19th Conference on Ground Control in Mining, Morgantown, West Virginia, August 8–10, 2000
Authors: F. S. Kendorski (AAI)
Underground stone mines for construction aggregates and industrial minerals are being planned in increasing numbers throughout the United States. At the middle of the last century (1950s) underground stone mines were much more common, and characteristically had no thorough site characterization other than proving reserves and trial-and-error planning. Ground control employed was minimal. Consequently, there was a tendency to conduct minimal pre-mining studies. However, the deposits that lend themselves to little site characterization and minimal ground control are few today, with the best being mined out.
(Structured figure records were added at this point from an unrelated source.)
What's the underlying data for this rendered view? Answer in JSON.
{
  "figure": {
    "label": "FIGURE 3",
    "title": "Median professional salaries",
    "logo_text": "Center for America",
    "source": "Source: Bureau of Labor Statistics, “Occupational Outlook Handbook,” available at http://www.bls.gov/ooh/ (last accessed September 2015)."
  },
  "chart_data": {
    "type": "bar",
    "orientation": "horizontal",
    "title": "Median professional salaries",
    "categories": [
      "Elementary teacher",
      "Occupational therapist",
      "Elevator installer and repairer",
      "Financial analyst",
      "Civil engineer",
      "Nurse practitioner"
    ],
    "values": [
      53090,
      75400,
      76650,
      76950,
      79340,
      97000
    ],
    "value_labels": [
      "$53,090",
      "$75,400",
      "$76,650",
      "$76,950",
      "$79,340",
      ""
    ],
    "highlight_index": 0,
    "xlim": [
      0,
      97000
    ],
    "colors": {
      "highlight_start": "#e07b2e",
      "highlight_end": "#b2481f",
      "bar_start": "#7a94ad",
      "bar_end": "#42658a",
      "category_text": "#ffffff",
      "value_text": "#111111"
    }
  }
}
Failures of a number of underground stone or similar mines from that era are more common than realized. Underground stone mines almost always use some combinations of square or rectangular pillars, sized to support the overburden load, and spaced to allow the use of larger, more-efficient equipment. Heights are controlled by the available stone quality, interbeds of waste, or technological or safety considerations. Prior to committing to a specific mine plan with subsequent significant capital investment, and prior to having available the wealth of knowledge and experience gained once mining underground, a safe and workable mine layout must be achieved. Early attention to the several different rock units involved (roof, mine level, floor) and their strength as a rock mass with the inherent discontinuities, will allow first approximations of acceptable mine geometries and sequencing.